27 Aralık 2016 Salı

Alaçatı - İzmir

Geç kalmış bir yazı yazıyorum. Gözlerimi kapayıp o günü hayal ederek. O günün fotoğraflarından yardım alarak. Daha önce Şirince'yi yazarken de bahsettiğim, gezdiğimiz yerlerde kalabalıktan uzak mevsimleri tekrar hayal ederek. Evet, Alaçatı'ya soğuk denebilecek bir günde gittik ve hiç de pişman değiliz. Fikrimizi soracak olursanız siz de öyle yapın. Elimde makinemle gezmekten daha mutlu olduğum bir şey varsa o da sevdiğim adamla kalabalıktan uzak gezmektir. Nitekim Alaçatı'ya giderken Batu beni uyardı: "Bak hayalindeki gibi olmayabilir, hayal kırıklığına uğrayabilirsin." Benim içinse önemli olan onunla birlikte gezmekti. Ki bu da ilk kez gittiğim bir yere karşı hayal kırıklığına uğrayamayacağım anlamına gelir. Neyse efenim, Alaçatı'ya gidip insandan arınmış sokaklarında elimizi kolumuzu sallaya sallaya özgürce dolaştık. Aynı sokakları belki üç kez sıkılmadan arşınladık hiçbir ayrıntıyı kaçırmamak için. Öyle ki şu penceredeki kedi bizden sıkıldığından olsa gerek diğer geçişimizde pencereyi terk etmişti.

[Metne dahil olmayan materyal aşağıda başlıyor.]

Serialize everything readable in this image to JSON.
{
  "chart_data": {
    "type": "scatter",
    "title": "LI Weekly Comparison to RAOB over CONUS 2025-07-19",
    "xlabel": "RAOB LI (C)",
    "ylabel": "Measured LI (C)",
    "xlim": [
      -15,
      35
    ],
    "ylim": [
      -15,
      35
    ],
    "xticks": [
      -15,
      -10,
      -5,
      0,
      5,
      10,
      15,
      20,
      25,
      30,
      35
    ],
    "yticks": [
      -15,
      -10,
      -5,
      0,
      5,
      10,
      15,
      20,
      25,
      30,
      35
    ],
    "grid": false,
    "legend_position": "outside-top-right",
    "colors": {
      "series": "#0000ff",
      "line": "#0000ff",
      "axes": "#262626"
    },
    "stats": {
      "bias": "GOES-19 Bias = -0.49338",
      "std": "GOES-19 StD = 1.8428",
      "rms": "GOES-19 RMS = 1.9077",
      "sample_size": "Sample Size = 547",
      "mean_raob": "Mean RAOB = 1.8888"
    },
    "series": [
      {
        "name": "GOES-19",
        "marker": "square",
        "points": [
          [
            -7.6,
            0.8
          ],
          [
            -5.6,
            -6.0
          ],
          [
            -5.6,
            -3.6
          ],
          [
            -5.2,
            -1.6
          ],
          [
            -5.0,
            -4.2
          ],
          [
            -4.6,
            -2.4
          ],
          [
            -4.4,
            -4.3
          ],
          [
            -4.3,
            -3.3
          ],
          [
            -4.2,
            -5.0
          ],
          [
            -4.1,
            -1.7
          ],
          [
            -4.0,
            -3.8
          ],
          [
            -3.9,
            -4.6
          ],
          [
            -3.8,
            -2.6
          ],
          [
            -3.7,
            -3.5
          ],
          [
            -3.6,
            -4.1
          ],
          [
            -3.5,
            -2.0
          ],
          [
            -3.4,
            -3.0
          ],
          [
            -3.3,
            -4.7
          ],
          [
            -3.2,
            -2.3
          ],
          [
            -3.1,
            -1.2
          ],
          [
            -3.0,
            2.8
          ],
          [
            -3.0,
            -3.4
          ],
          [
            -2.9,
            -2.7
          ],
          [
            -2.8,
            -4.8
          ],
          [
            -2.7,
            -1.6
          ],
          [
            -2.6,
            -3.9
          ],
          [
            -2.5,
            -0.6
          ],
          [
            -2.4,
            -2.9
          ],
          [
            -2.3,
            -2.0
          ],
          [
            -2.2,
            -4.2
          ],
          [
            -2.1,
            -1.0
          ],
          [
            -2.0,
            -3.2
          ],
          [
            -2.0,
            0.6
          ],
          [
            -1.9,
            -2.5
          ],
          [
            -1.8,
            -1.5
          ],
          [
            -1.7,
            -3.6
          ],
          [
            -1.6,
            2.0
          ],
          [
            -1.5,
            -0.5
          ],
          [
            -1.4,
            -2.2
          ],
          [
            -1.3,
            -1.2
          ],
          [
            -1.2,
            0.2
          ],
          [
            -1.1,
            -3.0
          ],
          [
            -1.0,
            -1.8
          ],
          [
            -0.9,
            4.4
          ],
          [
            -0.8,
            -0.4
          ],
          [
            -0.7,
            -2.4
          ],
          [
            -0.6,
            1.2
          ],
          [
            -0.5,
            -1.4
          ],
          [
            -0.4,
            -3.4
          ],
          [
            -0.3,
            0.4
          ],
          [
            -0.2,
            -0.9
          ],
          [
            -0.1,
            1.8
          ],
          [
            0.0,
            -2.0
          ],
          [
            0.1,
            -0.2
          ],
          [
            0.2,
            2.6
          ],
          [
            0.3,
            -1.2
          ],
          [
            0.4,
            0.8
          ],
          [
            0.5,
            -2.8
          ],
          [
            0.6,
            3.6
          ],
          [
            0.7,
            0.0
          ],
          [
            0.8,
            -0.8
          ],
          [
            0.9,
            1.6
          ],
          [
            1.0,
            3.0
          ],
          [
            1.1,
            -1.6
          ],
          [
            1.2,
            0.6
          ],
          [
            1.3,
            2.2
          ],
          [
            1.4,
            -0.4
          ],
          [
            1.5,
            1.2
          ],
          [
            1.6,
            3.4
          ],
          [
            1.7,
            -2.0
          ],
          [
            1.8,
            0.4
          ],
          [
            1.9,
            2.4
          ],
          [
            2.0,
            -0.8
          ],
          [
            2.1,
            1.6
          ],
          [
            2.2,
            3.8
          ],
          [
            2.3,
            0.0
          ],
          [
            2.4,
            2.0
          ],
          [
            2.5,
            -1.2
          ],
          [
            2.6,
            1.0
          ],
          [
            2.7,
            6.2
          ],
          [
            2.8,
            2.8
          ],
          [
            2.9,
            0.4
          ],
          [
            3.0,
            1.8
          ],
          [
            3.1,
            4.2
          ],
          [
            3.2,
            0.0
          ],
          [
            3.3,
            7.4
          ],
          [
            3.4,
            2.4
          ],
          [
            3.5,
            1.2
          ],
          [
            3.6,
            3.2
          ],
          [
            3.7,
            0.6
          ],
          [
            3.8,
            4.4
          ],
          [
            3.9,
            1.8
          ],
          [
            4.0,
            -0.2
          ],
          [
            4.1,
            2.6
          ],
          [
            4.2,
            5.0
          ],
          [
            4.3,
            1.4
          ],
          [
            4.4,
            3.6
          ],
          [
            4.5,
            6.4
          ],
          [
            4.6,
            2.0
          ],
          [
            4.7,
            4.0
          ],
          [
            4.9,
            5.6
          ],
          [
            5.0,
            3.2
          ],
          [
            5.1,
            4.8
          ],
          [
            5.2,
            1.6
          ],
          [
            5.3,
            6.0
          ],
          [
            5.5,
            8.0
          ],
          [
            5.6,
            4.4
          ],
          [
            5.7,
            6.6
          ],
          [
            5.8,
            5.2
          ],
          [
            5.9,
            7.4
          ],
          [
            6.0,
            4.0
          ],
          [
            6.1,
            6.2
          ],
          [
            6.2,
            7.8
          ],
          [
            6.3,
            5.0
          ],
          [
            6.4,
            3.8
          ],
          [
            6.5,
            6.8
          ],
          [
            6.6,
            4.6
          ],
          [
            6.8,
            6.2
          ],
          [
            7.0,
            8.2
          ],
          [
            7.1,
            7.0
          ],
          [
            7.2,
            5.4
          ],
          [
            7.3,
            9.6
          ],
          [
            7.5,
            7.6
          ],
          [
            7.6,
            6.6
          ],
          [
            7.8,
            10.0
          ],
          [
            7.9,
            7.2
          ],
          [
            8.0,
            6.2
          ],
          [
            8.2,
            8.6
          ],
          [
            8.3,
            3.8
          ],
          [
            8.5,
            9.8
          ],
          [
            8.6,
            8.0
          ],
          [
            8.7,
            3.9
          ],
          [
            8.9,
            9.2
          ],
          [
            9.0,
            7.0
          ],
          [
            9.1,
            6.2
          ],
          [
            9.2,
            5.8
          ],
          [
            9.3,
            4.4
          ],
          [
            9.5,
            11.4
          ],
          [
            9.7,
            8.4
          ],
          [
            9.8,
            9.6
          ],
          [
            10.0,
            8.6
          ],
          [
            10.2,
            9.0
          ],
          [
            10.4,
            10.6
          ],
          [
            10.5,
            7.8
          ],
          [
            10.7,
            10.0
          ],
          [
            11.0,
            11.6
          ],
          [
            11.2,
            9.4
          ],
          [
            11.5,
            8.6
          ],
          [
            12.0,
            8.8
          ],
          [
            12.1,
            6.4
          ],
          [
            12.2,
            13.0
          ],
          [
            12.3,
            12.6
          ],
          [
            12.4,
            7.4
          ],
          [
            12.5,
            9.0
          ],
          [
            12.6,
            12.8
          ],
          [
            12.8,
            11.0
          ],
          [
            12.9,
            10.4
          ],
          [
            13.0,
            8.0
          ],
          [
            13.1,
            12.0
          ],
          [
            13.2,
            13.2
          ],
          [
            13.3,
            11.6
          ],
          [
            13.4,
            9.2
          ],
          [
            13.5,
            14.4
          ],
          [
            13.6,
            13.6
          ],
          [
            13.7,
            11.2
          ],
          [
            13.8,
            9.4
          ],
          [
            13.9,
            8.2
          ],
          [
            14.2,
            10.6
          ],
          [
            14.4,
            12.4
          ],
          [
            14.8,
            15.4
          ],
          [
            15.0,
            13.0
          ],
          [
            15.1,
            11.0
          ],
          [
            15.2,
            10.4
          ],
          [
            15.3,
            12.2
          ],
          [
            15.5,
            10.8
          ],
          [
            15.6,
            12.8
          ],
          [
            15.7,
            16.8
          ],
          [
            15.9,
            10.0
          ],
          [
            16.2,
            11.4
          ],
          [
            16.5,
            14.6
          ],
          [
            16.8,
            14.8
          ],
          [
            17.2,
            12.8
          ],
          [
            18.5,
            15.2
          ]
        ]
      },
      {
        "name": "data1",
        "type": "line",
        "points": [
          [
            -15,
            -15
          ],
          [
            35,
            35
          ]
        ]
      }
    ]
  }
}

Taş sokakları gezerken bir taraftan da yorulduğumuzda soluklanabileceğimiz kafeleri attık hafızaya. Alaçatı'nın dar sokaklarının iki yanında sıralanan oteller, evler, kafeler ve dükkanlar tek tek incelenmeyi hak ediyor diye düşünüyorum. Öyle zevkle döşenmiş ve yenilenmişler ki insanın karşısına oturup uzun uzun izleyesi geliyor. Köşelerden sarkan begonvil ve sarmaşıklar da cabası. 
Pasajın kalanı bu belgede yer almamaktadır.